Fabriquer une femme ?

 « La femme n’ex-siste pas », voilà ce que disait Lacan en 1974 dans Télévision. Théorisant par là selon lui que les femmes sont toutes singulières, et donc irréductibles à un ensemble. C’est ce que Marie Darrieussecq vient travailler dans son roman Fabriquer une femme (P.O.L). En effet, une fois que Lacan a dit ça, la psychanalyse continue comme depuis plus de 100 ans à se débattre avec la différence des sexes, une conception moniste ou binariste, la primauté du phallus (qui n’est pas le pénis), la minoration du féminin et finalement peine toujours beaucoup à théoriser ce qui prend tant de place du point de vue anatomique et du côté du plaisir physique. Marie Darrieussecq, qui connaît ses classiques lacaniens, répond à la formule de 1974 par un roman. Parce que si la femme n’existe pas, il s’en fabrique pourtant des millions partout et tout le temps. Donc c’est bien qu’elle existe quelque part.

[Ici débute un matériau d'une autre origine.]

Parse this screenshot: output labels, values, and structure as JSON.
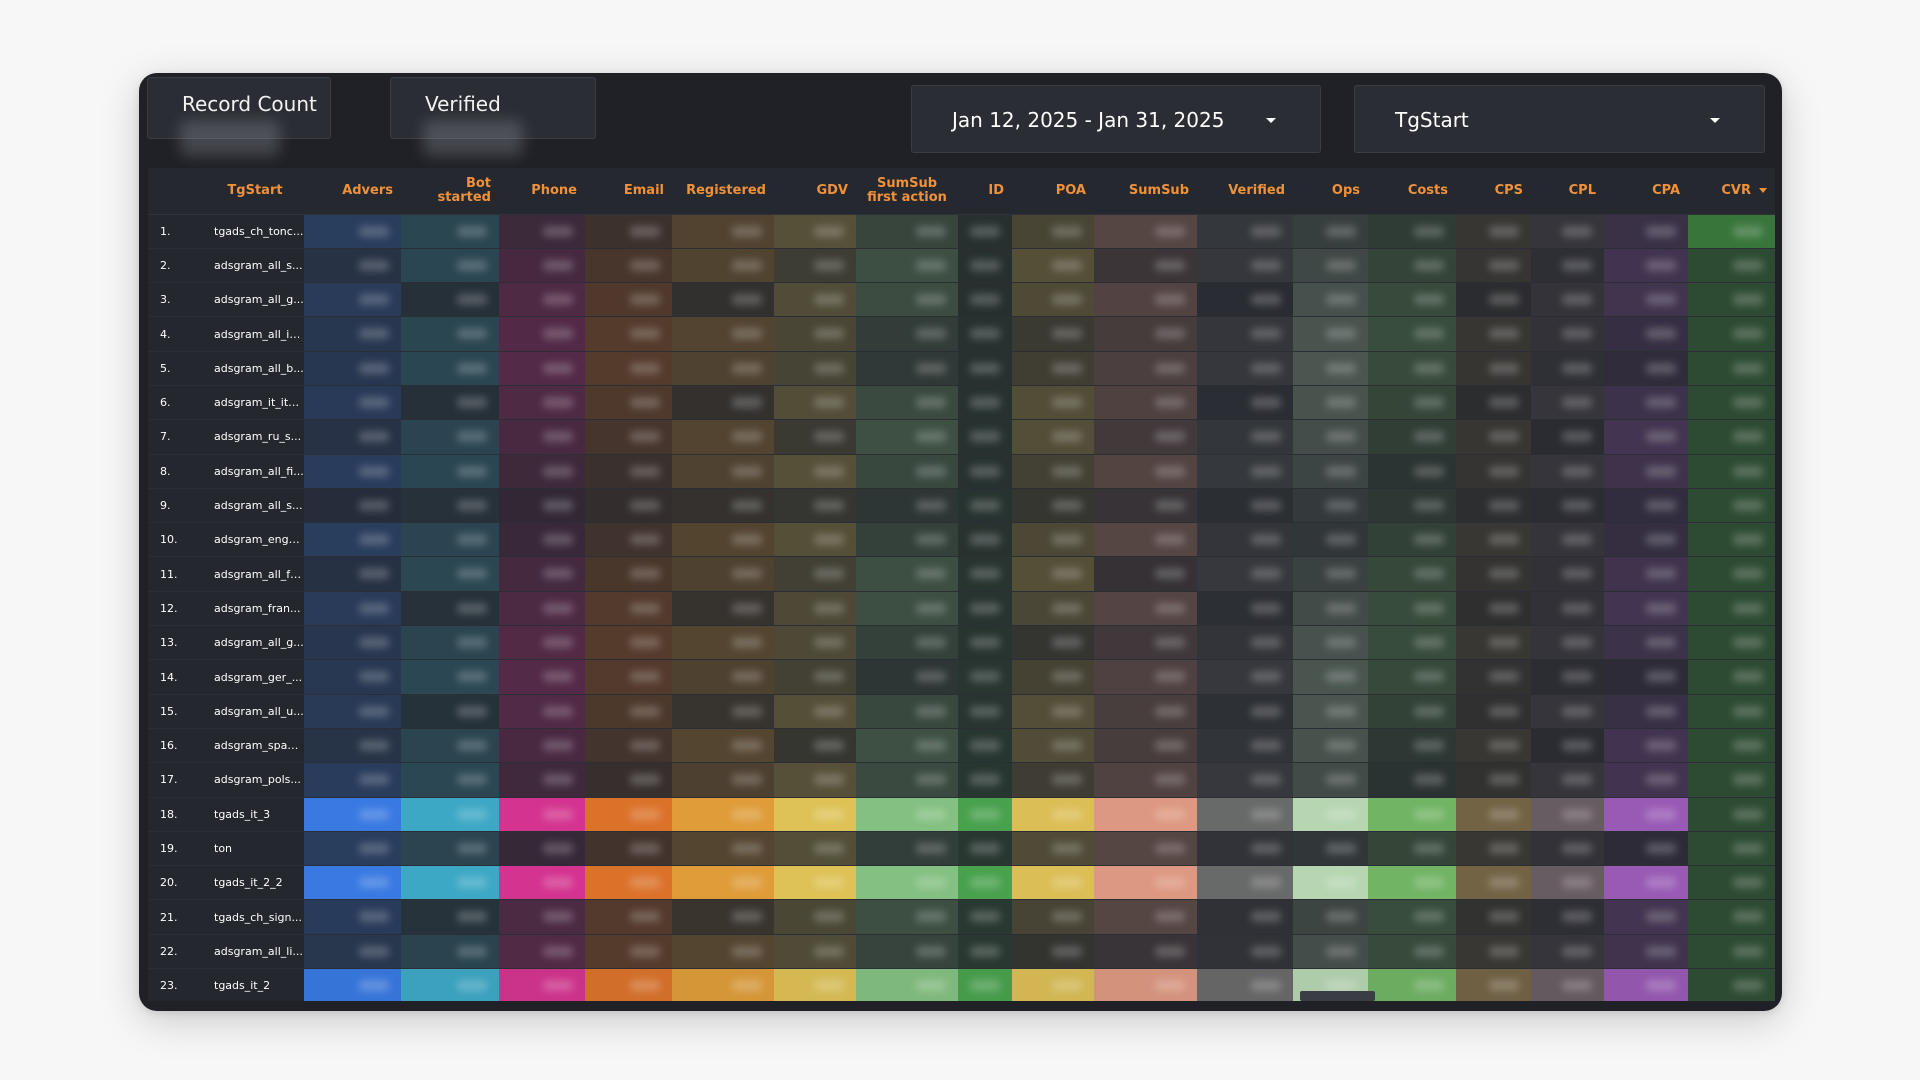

Retrouver les personnages des romans précédents de Marie Darrieussecq fait partie du plaisir de la lecture de ce livre. Alors nous voilà repartis à Clèves au Pays basque à suivre la vie de Rose (évidemment) et de Solange (forcément) qui grandissent enfants et adolescentes en amies pour la vie et voisines en plus. 


Rose y est sage, mais il lui arrive plein de choses de femmes quand même parce que son désir éclôt et que les hommes lui tournent autour. Avec qui le faire ? Quand ? Comment ? Ça en devient obsédant et ça laisse moins de place pour Solange qui en plus à ce moment-là traverse la maternité, un accouchement dramatique et traumatique et une dépression post-partum qui ne dit pas son nom. Rose ensuite part à Bordeaux pour ses études de psycho, devient psychologue (mais ça on savait, et son mari, Christian, agent immobilier et lui aussi on le connaissait), monte à Paris, fait des enfants et trouve que le monde va un peu vite pour elle et que Solange ne donne pas beaucoup de nouvelles. Rose se fabrique donc en tant que femmes dans les relations au village, pendant un concert de Barbara à Bordeaux, avec son amoureux Christian et quelques autres ou parmi la foule parisienne.


Solange, de son côté, ne fait rien comme il faut. Enceinte et lycéenne, déjà c’est compliqué mais en plus là voilà terrassée et incapable d’en parler. C’est pourtant dans une course vers la vie qu’elle s’élance. Ne pas s’éterniser à Clèves, oublier cet enfant qui l’encombre, découvrir le théâtre, répéter sur scène, jouer, vivre les nuits bordelaises, parisiennes et londoniennes. Mais aussi traverser les années SIDA et croiser les stars de la musique dans des soirées qui laissent peu de souvenirs alors qu’elles avaient l’apparence de la complétude. Puis Los Angeles, la vie au soleil toute l’année, les petits rôles, les couvertures de magazines qui ne disent pas vraiment la vérité sur elle mais en construisent une sur la femme qu’elle fabrique publiquement.


Dans la dernière partie du roman, Rose et Solange se retrouvent sous le soleil de la Californie. Elles ont 45 ans, des vies aux antipodes mais à la fin elles se tiennent la main. Le fil n’est pas rompu. Pour quel avenir ?


Entre temps, la vie a fabriqué 2 femmes parmi des milliards. Des vies très différentes mais des expériences semblables à certains moments. Ce que raconte le roman c’est qu’il n’y a pas de désir hors de la société. Il est là mais il ne se déploie que dans un ensemble de possibles. Malgré leurs vies si dissemblables en apparence, elles expérimentent du commun plus souvent qu’elles le croient. Ce qu’il leur reste à ouvrir, c’est le partage de ces expériences communes.